The Education Facilities Subsector covers pre-kindergarten through 12th grade schools, institutions of higher education, and business and trade schools. The subsector includes facilities that are owned by both government and private sector entities.
The National Monuments and Icons Subsector encompasses a diverse array of assets, networks, systems, and functions located throughout the United States. Many National Monuments and Icons assets are listed in either the National Register of Historic Places or the List of National Historic Landmarks.
The Education Facility Subsector consists of pre-kindergarten (preK) programs; all public and private K–12 schools (including charter schools); public and private higher education schools and institutions; U.S. Department of Defense schools; and American-sponsored overseas schools assisted by the U.S. Department of State.

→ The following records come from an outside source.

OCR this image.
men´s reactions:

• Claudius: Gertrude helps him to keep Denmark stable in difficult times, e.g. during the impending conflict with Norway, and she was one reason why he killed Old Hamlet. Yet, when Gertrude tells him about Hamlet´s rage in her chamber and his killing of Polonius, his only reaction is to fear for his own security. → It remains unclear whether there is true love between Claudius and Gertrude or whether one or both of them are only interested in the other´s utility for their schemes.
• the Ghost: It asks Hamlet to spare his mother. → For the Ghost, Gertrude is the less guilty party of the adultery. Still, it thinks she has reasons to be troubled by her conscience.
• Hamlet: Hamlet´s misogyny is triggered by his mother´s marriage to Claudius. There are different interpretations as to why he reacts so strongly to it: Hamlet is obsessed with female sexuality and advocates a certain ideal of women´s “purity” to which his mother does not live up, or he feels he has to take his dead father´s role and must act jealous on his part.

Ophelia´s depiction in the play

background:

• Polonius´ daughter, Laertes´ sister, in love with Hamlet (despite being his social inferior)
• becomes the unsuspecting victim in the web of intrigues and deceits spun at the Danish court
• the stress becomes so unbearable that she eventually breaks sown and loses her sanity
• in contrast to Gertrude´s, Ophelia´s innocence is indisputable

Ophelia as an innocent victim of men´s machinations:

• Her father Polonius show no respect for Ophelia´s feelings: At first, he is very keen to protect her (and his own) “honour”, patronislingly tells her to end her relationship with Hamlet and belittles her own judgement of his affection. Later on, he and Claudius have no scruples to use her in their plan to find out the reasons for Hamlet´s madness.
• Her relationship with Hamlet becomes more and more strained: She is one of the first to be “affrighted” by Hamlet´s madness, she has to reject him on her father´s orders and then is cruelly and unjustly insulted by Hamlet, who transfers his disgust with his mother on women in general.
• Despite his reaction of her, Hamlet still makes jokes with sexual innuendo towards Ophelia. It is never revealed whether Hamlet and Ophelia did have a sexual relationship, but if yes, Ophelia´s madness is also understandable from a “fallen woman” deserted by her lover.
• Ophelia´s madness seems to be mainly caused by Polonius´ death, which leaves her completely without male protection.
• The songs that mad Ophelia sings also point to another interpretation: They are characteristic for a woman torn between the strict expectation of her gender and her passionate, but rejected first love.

Education facilities (preK through post secondary) differ in comparison to other CIKR sectors or subsectors requiring infrastructure protection, as education facilities house mostly students for the majority of the day, five days a week or more, and often include after-school and evening activities and events. Further, education facilities are nontraditional emergency response agents, making comprehensive, all-hazards emergency management plans that are practiced and coordinated with community partners (e.g., law enforcement, fire, emergency management services, public health, local government) critical for the subsector. EFS realizes that although most schools have some level of security, plans that increase infrastructure protection and resilience constitute a universally applicable and subsector appropriate protective measure that can work to prevent or mitigate an incident and the subsequent consequences, enhancing resilience for the education facility and the surrounding community.

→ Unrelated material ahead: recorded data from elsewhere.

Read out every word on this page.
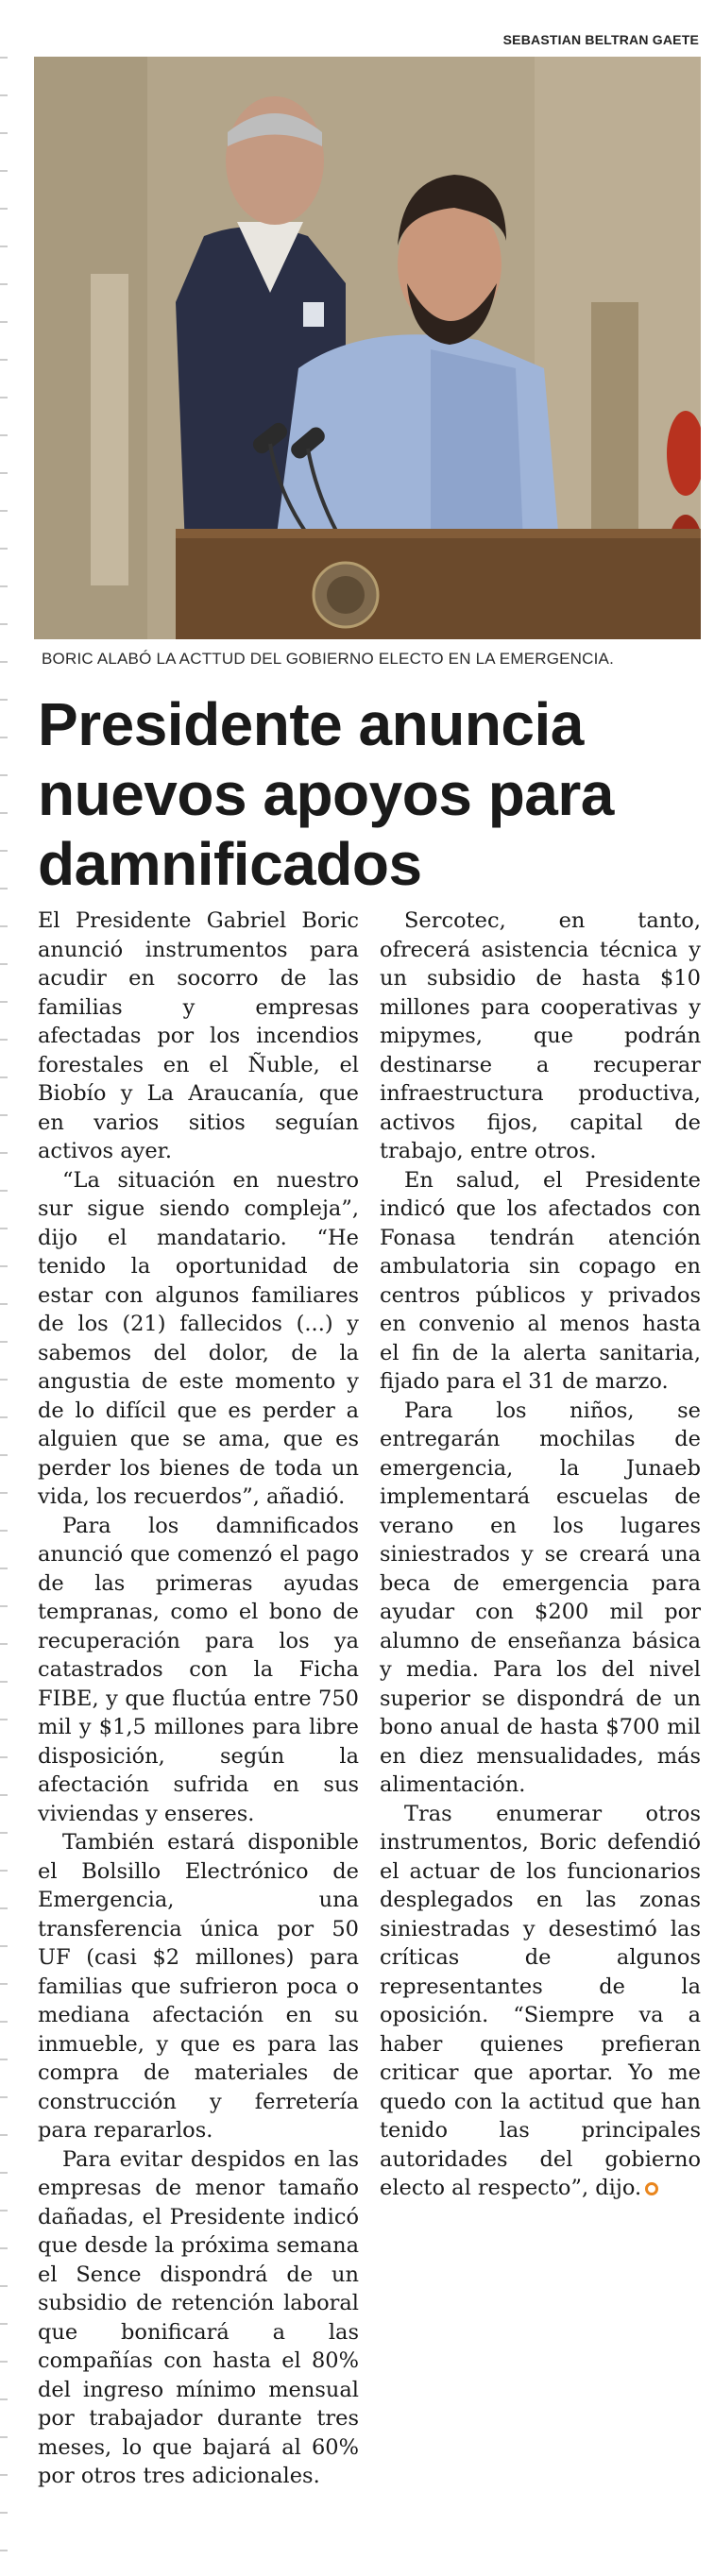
SEBASTIAN BELTRAN GAETE
BORIC ALABÓ LA ACTTUD DEL GOBIERNO ELECTO EN LA EMERGENCIA.
Presidente anuncia nuevos apoyos para damnificados

El Presidente Gabriel Boric anunció instrumentos para acudir en socorro de las familias y empresas afectadas por los incendios forestales en el Ñuble, el Biobío y La Araucanía, que en varios sitios seguían activos ayer.

“La situación en nuestro sur sigue siendo compleja”, dijo el mandatario. “He tenido la oportunidad de estar con algunos familiares de los (21) fallecidos (...) y sabemos del dolor, de la angustia de este momento y de lo difícil que es perder a alguien que se ama, que es perder los bienes de toda un vida, los recuerdos”, añadió.

Para los damnificados anunció que comenzó el pago de las primeras ayudas tempranas, como el bono de recuperación para los ya catastrados con la Ficha FIBE, y que fluctúa entre 750 mil y $1,5 millones para libre disposición, según la afectación sufrida en sus viviendas y enseres.

También estará disponible el Bolsillo Electrónico de Emergencia, una transferencia única por 50 UF (casi $2 millones) para familias que sufrieron poca o mediana afectación en su inmueble, y que es para las compra de materiales de construcción y ferretería para repararlos.

Para evitar despidos en las empresas de menor tamaño dañadas, el Presidente indicó que desde la próxima semana el Sence dispondrá de un subsidio de retención laboral que bonificará a las compañías con hasta el 80% del ingreso mínimo mensual por trabajador durante tres meses, lo que bajará al 60% por otros tres adicionales.

Sercotec, en tanto, ofrecerá asistencia técnica y un subsidio de hasta $10 millones para cooperativas y mipymes, que podrán destinarse a recuperar infraestructura productiva, activos fijos, capital de trabajo, entre otros.

En salud, el Presidente indicó que los afectados con Fonasa tendrán atención ambulatoria sin copago en centros públicos y privados en convenio al menos hasta el fin de la alerta sanitaria, fijado para el 31 de marzo.

Para los niños, se entregarán mochilas de emergencia, la Junaeb implementará escuelas de verano en los lugares siniestrados y se creará una beca de emergencia para ayudar con $200 mil por alumno de enseñanza básica y media. Para los del nivel superior se dispondrá de un bono anual de hasta $700 mil en diez mensualidades, más alimentación.

Tras enumerar otros instrumentos, Boric defendió el actuar de los funcionarios desplegados en las zonas siniestradas y desestimó las críticas de algunos representantes de la oposición. “Siempre va a haber quienes prefieran criticar que aportar. Yo me quedo con la actitud que han tenido las principales autoridades del gobierno electo al respecto”, dijo.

Therefore, such plans are the primary focus of EFS infrastructure protective efforts and are the focus of EFS’ CIKR protection goal and objectives under the NIPP. The need for comprehensive, all-hazards plans has been highlighted historically and in recent years, as the subsector has been affected by incidents from school violence (e.g., the Columbine HS and Virginia Tech shootings) to devastating natural disasters (e.g., Hurricane Katrina). In addition, education facilities have been affected by hazardous materials and chemical spills that have forced students and staff to evacuate. Also, infectious disease outbreaks, (e.g., H1N1, Methicillin-Resistant Staphylococcus Aureus), and food recalls have also had significant impacts on the subsector.
A challenge to this goal is that given the decentralized role of our Nation’s education system, education facilities are not required to report emergency management efforts to The Department of Education (ED). As a result, comprehensive data does not currently exist regarding whether existing school or higher education emergency management plans are all-hazards and comprehensive, or if the plans are developed and exercised with community partners, reviewed, or updated regularly.

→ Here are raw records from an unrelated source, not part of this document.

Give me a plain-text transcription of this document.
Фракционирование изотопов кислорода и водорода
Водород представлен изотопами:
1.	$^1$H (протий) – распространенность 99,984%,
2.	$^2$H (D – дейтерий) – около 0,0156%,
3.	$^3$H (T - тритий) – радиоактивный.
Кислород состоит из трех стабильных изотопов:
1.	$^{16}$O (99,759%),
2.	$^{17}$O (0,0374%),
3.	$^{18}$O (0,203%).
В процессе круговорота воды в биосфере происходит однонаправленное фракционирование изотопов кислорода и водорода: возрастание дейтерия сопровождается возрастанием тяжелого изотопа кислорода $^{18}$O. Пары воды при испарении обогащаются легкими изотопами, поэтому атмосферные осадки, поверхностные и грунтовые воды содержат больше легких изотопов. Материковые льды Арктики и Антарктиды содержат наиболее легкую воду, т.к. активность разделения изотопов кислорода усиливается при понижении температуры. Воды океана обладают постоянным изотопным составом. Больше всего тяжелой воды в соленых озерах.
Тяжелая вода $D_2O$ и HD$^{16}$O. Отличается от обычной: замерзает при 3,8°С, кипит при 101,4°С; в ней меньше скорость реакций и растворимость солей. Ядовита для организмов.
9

The Office of Safe and Drug-Free Schools (OSDFS) and Emergency Management - A focus on emergency management for schools is not new to OSDFS. Part of the mission of OSDFS is to provide guidance and information to the education community regarding safe schools. Through its discretionary grant programs, training, a variety of tools, and established partnerships, OSDFS is directly involved with emergency management for the subsector. OSDFS works with a host of partners at the Federal, State, local, and tribal levels to enhance school and university preparedness. Throughout the years, these established relationships have fostered cooperation and mutual understanding of the key principles for school emergency management. Such collaborative efforts have produced a variety of tools for the education community to assist in all aspects of increasing infrastructure protection and enhancing resilience that are available via emergency management Web sites established by ED (ed.gov/emergencyplan ; https://rems.ed.gov). The Readiness and Emergency Management for Schools (REMS) discretionary grant and the Emergency Management for Higher Education (EMHE) discretionary grant are key protective programs available to local educational agencies (LEAs) and to higher education institutions (HEIs) for developing and refining emergency management plans. OSDFS’ REMS Technical Assistance Center supports the subsector in its emergency preparedness efforts including the development and implementation of comprehensive emergency management plans through posting emergency management guidance, information, materials, and technical assistance for the subsector. In addition, OSDFS has conducted trainings for REMS and EMHE grantees and non-grantees, public school districts, school security and law enforcement officials, Federal partners, and private schools interested in enhancing their preparedness efforts for schools and HEIs. Historically and ongoing, OSDFS works to provide guidance and information to the education community in relation to safe schools and emergency preparedness in the form of grants, training, collaborations with partners, tools, and emergency management-related materials for education facilities in the interest of comprehensive, all-hazards emergency management plans.